冷徹ドクター 秘密の独占愛



次、早いとこ決めないとな……。

路頭に迷うわけにはいけないし。



「この度は、お悔やみ申し上げます」

「お忙しい中、ありがとうございます」


篠田さんの挨拶であっ、と自分の世界から舞い戻る。

ついぼうっとしていた間に、弔問客が訪れていたらしい。

そこに立っていたのは、私たちよりも頭一つ以上は背が高い、スラッとしたスタイルのいい男性が一人。

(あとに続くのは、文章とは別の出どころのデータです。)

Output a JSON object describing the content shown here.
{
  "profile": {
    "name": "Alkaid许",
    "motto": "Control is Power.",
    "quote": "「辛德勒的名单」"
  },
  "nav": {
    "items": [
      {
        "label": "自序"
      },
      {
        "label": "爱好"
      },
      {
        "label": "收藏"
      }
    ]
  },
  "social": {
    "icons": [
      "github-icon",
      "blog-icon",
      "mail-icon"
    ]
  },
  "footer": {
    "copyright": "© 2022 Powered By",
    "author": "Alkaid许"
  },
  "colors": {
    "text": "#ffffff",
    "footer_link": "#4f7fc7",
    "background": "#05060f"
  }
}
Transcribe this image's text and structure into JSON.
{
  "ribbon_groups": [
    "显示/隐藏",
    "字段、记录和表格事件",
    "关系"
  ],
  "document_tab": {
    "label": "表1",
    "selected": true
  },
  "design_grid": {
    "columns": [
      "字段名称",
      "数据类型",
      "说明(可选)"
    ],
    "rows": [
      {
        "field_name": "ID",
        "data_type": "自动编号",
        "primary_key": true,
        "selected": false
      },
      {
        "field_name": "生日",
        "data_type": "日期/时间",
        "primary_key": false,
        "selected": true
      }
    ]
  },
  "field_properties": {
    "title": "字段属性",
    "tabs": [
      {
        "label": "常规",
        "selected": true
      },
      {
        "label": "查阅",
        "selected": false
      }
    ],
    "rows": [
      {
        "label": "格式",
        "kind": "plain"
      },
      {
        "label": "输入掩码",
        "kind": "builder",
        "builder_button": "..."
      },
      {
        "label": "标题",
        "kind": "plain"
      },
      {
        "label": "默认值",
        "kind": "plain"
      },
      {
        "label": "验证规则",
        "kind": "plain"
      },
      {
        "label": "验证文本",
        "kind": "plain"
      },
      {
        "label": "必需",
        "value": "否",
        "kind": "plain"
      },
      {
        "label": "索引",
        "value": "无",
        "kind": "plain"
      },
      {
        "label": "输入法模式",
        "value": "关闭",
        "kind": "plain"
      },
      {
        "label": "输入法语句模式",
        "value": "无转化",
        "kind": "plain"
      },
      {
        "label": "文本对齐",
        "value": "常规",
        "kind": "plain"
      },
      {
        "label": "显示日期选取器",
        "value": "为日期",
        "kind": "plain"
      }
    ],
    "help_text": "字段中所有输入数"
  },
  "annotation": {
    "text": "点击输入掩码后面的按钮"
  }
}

礼服の黒いスーツがよく似合うその背格好に、何気なく顔を仰ぎ見る。

見上げた先にあった整った顔にハッと息を呑んでいた。

奥二重の意思強そうな目。
すっと通った鼻筋に、薄い唇。

六四分けした暗めのアッシュグレーの髪はサラリと綺麗で清潔感がある。

篠田さんに香典袋を差し出すと、腰を折って芳名帳にさらさらと記入をしていく。

その手元に釘付けになっているところ、私の前にも弔問客が訪れた。


「ちょっと見た、さっきのイケメン。院長あんな知り合いいたの?」


篠田さんも同じ感想だったらしく、手が空いた隙にそんなことを口走った。